Hardware
Components
Speaker

Speaker

⚠️

This documentation is under construction and incomplete. We are in the process of choosing a speaker that works well with our robots.

At the moment, we are using the this speaker from Digikey (1 (opens in a new tab)) It can be wired up to the Jetson Orin as such:

Speaker and Mic Wiring

Here is an example of code to play a wav file on the speaker:

import numpy as np
import sounddevice as sd
import soundfile as sf
 
 
sound, sr = sf.read("test.wav") #sr is the sampling rate. sound is a numpy array.
sd.play(audio, sr, blocking=True)

The default device that sounddevice use is most often the right one. Even if two speakers are used, they will be both plugged into one amp. If additional speakers or mics are plugged in or if default selection is incorrect, you can list the available devices using sd.query_devices() and select one using sd.default.device = ...

From Bits to Sound

This is the path sound takes on the linux system.

  1. Sound Server: Most basically, orchestrates device driver to work with mulitplexing. Examples include PulseAudio, Pipewire, JACK.
  2. Driver: The Advanced LInux Sound Architecture (ALSA) drives the digital to analog conversion and writes the bytes to the output.
  3. Sound Card acts as the Digital to Analog Converter (DAC) Controlled by the driver. May have additional hardware here such as amps and pre-amps.
  4. Speaker converts electrical signal to sound.

Our implementation uses soundfile and sounddevice, which are libraries built to manipulate audio files. Their functionalities for interacting with the sound card and getting processed data is through PortAudio, an abstraction layer atop of ALSA. These can be set up on a fresh Jetson using sudo apt-get install libportaudio2 and pip install soundfile sounddevice. ALSA is built into the kernel on the Jetson and does not need to be installed.

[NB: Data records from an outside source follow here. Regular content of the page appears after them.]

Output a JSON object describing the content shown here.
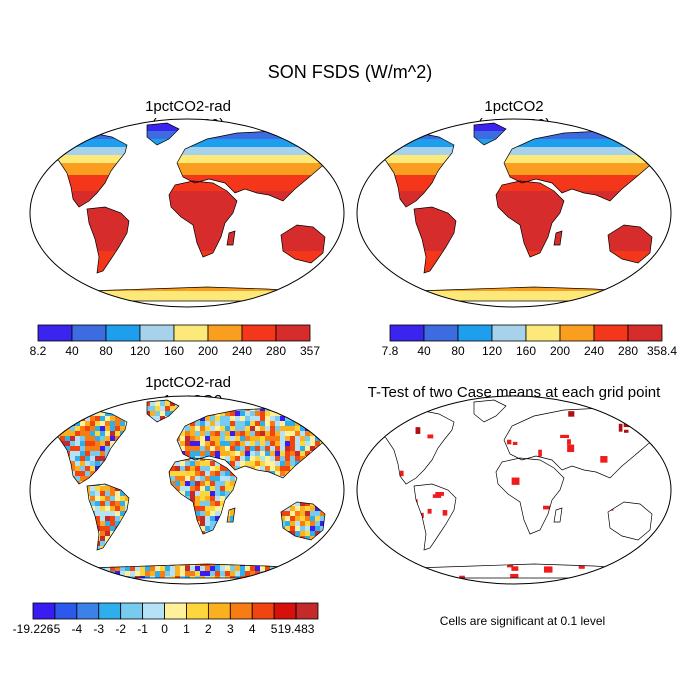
{
  "title": "SON FSDS (W/m^2)",
  "panels": [
    {
      "id": "p1",
      "title_line1": "1pctCO2-rad",
      "title_line2": "(yrs 41-60)",
      "type": "absolute"
    },
    {
      "id": "p2",
      "title_line1": "1pctCO2",
      "title_line2": "(yrs 41-60)",
      "type": "absolute"
    },
    {
      "id": "p3",
      "title_line1": "1pctCO2-rad",
      "title_line2": "- 1pctCO2",
      "type": "difference"
    },
    {
      "id": "p4",
      "title_line1": "T-Test of two Case means at each grid point",
      "title_line2": "",
      "type": "ttest"
    }
  ],
  "colorbars": {
    "p1": {
      "labels": [
        "8.2",
        "40",
        "80",
        "120",
        "160",
        "200",
        "240",
        "280",
        "357"
      ],
      "colors": [
        "#3a24ee",
        "#3c6ce0",
        "#1e9fee",
        "#a6d2ec",
        "#fde97a",
        "#f99e1e",
        "#f4361a",
        "#d62c2c"
      ]
    },
    "p2": {
      "labels": [
        "7.8",
        "40",
        "80",
        "120",
        "160",
        "200",
        "240",
        "280",
        "358.4"
      ],
      "colors": [
        "#3a24ee",
        "#3c6ce0",
        "#1e9fee",
        "#a6d2ec",
        "#fde97a",
        "#f99e1e",
        "#f4361a",
        "#d62c2c"
      ]
    },
    "p3": {
      "labels": [
        "-19.226",
        "-5",
        "-4",
        "-3",
        "-2",
        "-1",
        "0",
        "1",
        "2",
        "3",
        "4",
        "5",
        "19.483"
      ],
      "colors": [
        "#3a1cf2",
        "#2c58ec",
        "#3a82ea",
        "#2eaeea",
        "#76cbee",
        "#b5e2f6",
        "#fff19a",
        "#fdd63c",
        "#fbb01e",
        "#f77c14",
        "#f2440e",
        "#d8100c",
        "#c42a2a"
      ]
    }
  },
  "significance_note": "Cells are significant at 0.1 level"
}
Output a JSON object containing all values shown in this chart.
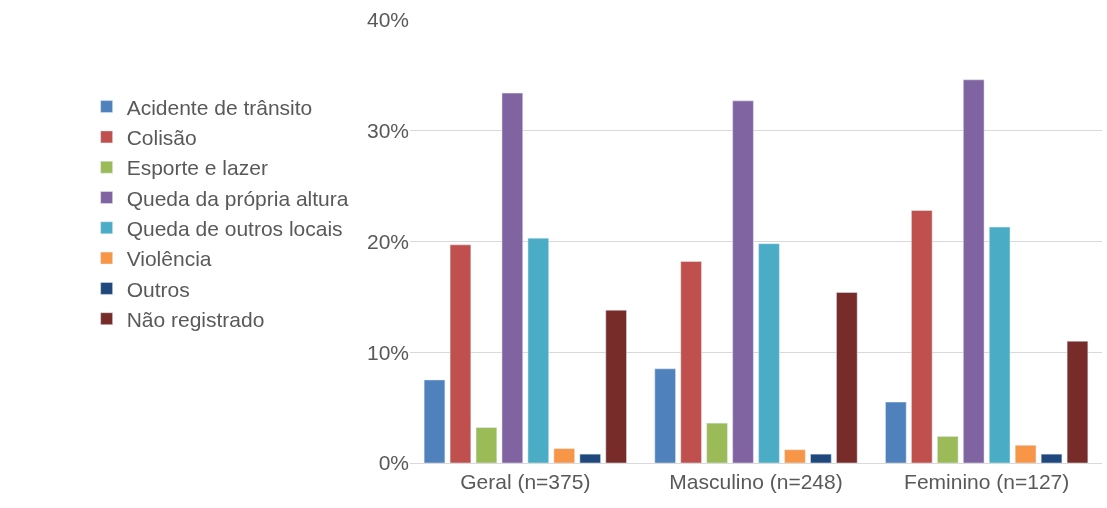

PortAudio lives here github (opens in a new tab). ALSA lives here github (opens in a new tab).

Other Terms

  • Sampling Rate = how many times per second information is captured. 44.1 khz is common for audio, 48 khz for video, and higher specification audio have higher sampling rates such as 96 khz.
  • Multiplexing = the process of interleaving multiple signals (eg. Spotify and Youtube) into a single signal at the same time. May require resampling if sampling rates are different.

Set up

Flash the jetson with Nvidia default image https://docs.nvidia.com/sdk-manager/download-run-sdkm/index.html (opens in a new tab)

  1. Download Jetson SDK manager, must be Ubuntu 20.0 system
  2. For Orin, flash by shorting GND and FC REC, while plugged in power jack and connect to type C. For AGX just connect to USB C (must be the one next to the pins)
  3. Jetpack 6.0. Follow the steps. On step 2, check everything
  4. The downloading and installation can take ~1 hour.

(download miniconda)

wget https://repo.anaconda.com/miniconda/Miniconda3-latest-Linux-aarch64.sh
chmod +x [Miniconda3-latest-Linux-aarch64.sh](http://miniconda3-latest-linux-aarch64.sh/)
./Miniconda3-latest-Linux-aarch64.sh
source ~/.bashrc

(download your code using soundfile, sounddevice)

git clone https://github.com/kscalelabs/functions.git
git branch -r
git checkout -b audio

download dependencies

conda create —name func_conda python=3.8.19
conda activate func_conda
pip install numpy sounddevice soundfile
sudo apt-get install libportaudio2

then run! Note that the automatic sd.default.device is the right one. Comment out that line when running, unless running into issues.